The Grey HavenS is a place west of the Shire. Elves go there (and in the end Frodo) and take ships to Aman, the more or less continent of the Gods, where they can rest their souls. Elves may go when they 'become weary of Middle-earth,' but mortals are rarely allowed. The reason Frodo went was because he was a ring bearer.


----------



## Dain Ironfoot

Yes, Gandalf, Galadriel, Elrond, and Frodo leaft from the Grey havens.....


----------



## daisy

As far as I understand it is a realm other than Middle Earth - maybe kind-of like Heaven but not exactly, because you don't die exactly, but it is a place of rest and peace...

I also don't know if you can come back - but there are other people on this forum who know absolutely everything so they will be able to do better than me.


----------



## Beorn

Well, I certainly do not to claim anything, but Glorfindel did return to Arda, after JRRT decided to make him a singular person...

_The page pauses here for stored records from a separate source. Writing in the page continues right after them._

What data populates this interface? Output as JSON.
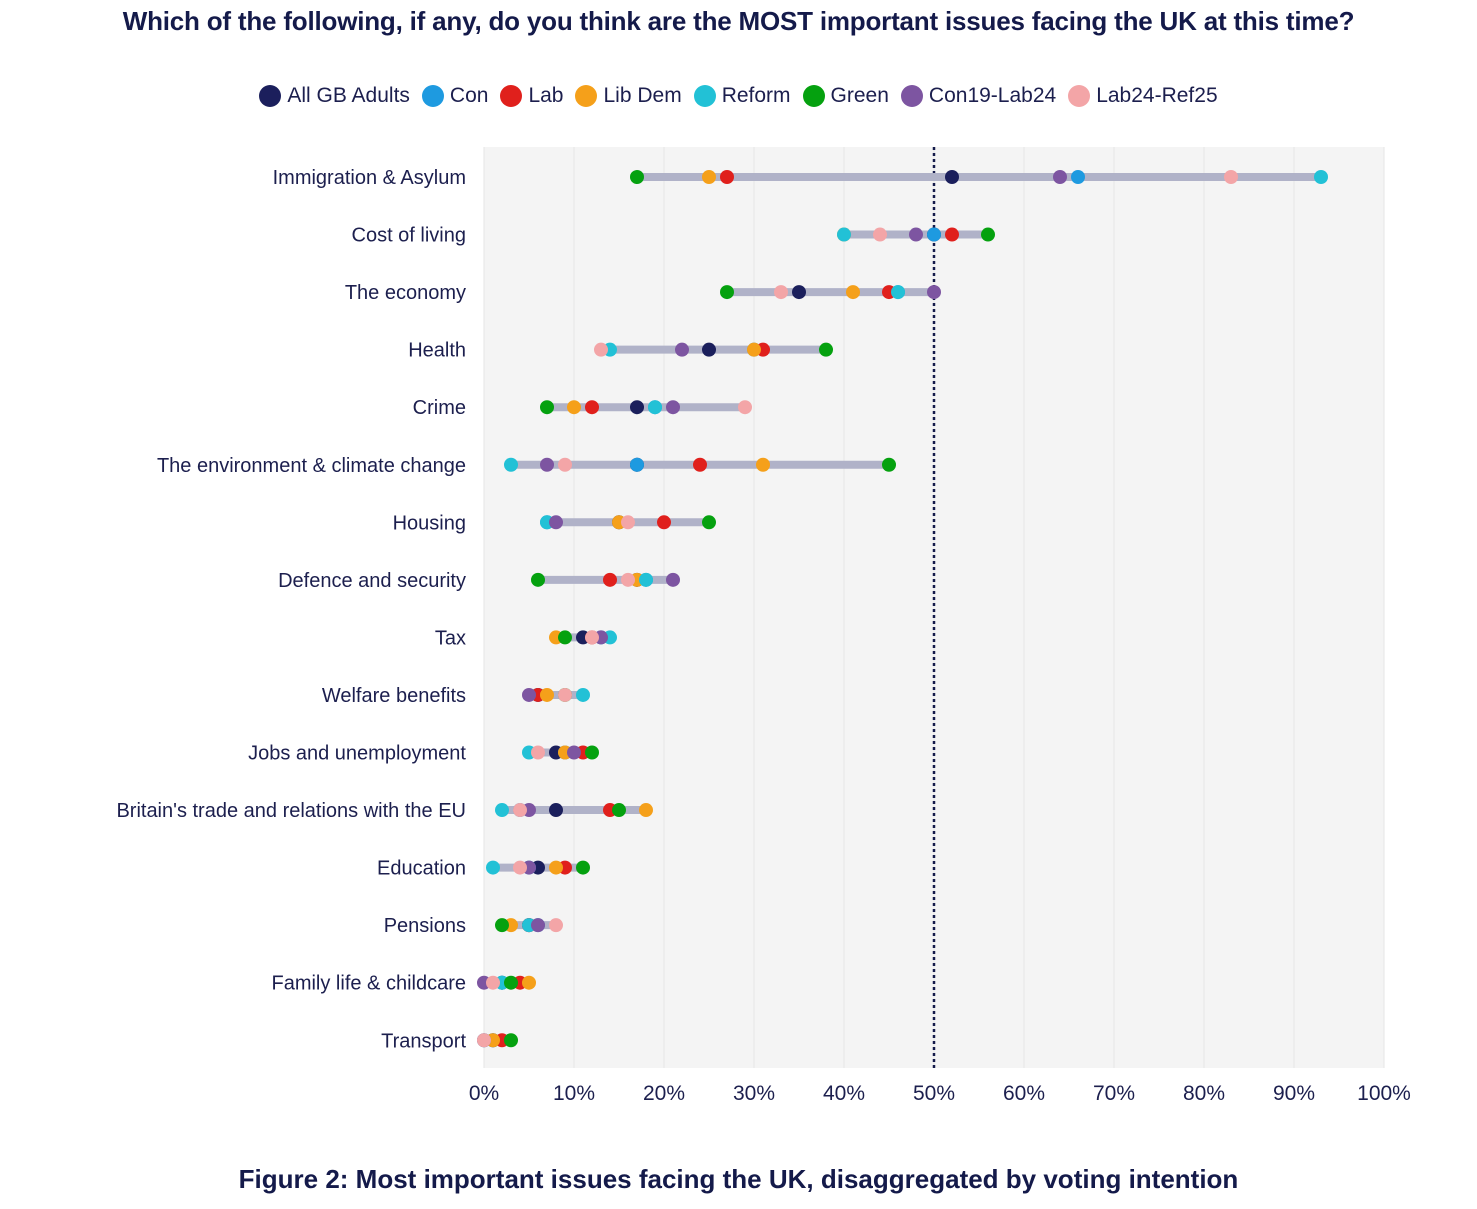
{
  "chart_data": {
    "type": "scatter",
    "title": "Which of the following, if any, do you think are the MOST important issues facing the UK at this time?",
    "caption": "Figure 2: Most important issues facing the UK, disaggregated by voting intention",
    "xlim": [
      0,
      100
    ],
    "xticks": [
      0,
      10,
      20,
      30,
      40,
      50,
      60,
      70,
      80,
      90,
      100
    ],
    "tick_format": "%",
    "reference_line": 50,
    "grid": true,
    "legend_position": "top",
    "series": [
      {
        "name": "All GB Adults",
        "color": "#1b1f5c"
      },
      {
        "name": "Con",
        "color": "#1e9ae0"
      },
      {
        "name": "Lab",
        "color": "#e0201c"
      },
      {
        "name": "Lib Dem",
        "color": "#f5a01a"
      },
      {
        "name": "Reform",
        "color": "#22c1d6"
      },
      {
        "name": "Green",
        "color": "#05a10f"
      },
      {
        "name": "Con19-Lab24",
        "color": "#7d55a1"
      },
      {
        "name": "Lab24-Ref25",
        "color": "#f3a5a7"
      }
    ],
    "categories": [
      "Immigration & Asylum",
      "Cost of living",
      "The economy",
      "Health",
      "Crime",
      "The environment & climate change",
      "Housing",
      "Defence and security",
      "Tax",
      "Welfare benefits",
      "Jobs and unemployment",
      "Britain's trade and relations with the EU",
      "Education",
      "Pensions",
      "Family life & childcare",
      "Transport"
    ],
    "values": {
      "All GB Adults": [
        52,
        50,
        35,
        25,
        17,
        17,
        15,
        17,
        11,
        6,
        8,
        8,
        6,
        5,
        2,
        1
      ],
      "Con": [
        66,
        50,
        46,
        30,
        19,
        17,
        7,
        18,
        13,
        6,
        9,
        4,
        5,
        6,
        2,
        1
      ],
      "Lab": [
        27,
        52,
        45,
        31,
        12,
        24,
        20,
        14,
        12,
        6,
        11,
        14,
        9,
        5,
        4,
        2
      ],
      "Lib Dem": [
        25,
        40,
        41,
        30,
        10,
        31,
        15,
        17,
        8,
        7,
        9,
        18,
        8,
        3,
        5,
        1
      ],
      "Reform": [
        93,
        40,
        46,
        14,
        19,
        3,
        7,
        18,
        14,
        11,
        5,
        2,
        1,
        5,
        2,
        0
      ],
      "Green": [
        17,
        56,
        27,
        38,
        7,
        45,
        25,
        6,
        9,
        9,
        12,
        15,
        11,
        2,
        3,
        3
      ],
      "Con19-Lab24": [
        64,
        48,
        50,
        22,
        21,
        7,
        8,
        21,
        13,
        5,
        10,
        5,
        5,
        6,
        0,
        0
      ],
      "Lab24-Ref25": [
        83,
        44,
        33,
        13,
        29,
        9,
        16,
        16,
        12,
        9,
        6,
        4,
        4,
        8,
        1,
        0
      ]
    }
  }
}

> In summary, the notes tell us that Glorfindel's spirit returned to the Halls of Waiting, but was after a time re-embodied by the Valar. He then returned to Middle-earth (either in the mid-Second Age, or as a companion of the Istari in the Third). For the full story of his return, refer to The Peoples of Middle-earth.


Encyclopedia of Arda

However, I do not know of any other returning (hey, why would you want to!!!)


----------



## zingers

Grey Havens is the port where the Elf Master Shipwright Cidran builds the ships which transport Elves, Hobbit Ringbearers and at least one Dwarf to the Undieing Lands over the sea to the West of Middle Earth. Grey Havens lays about 20 leagues West of the West border of the Shire.


----------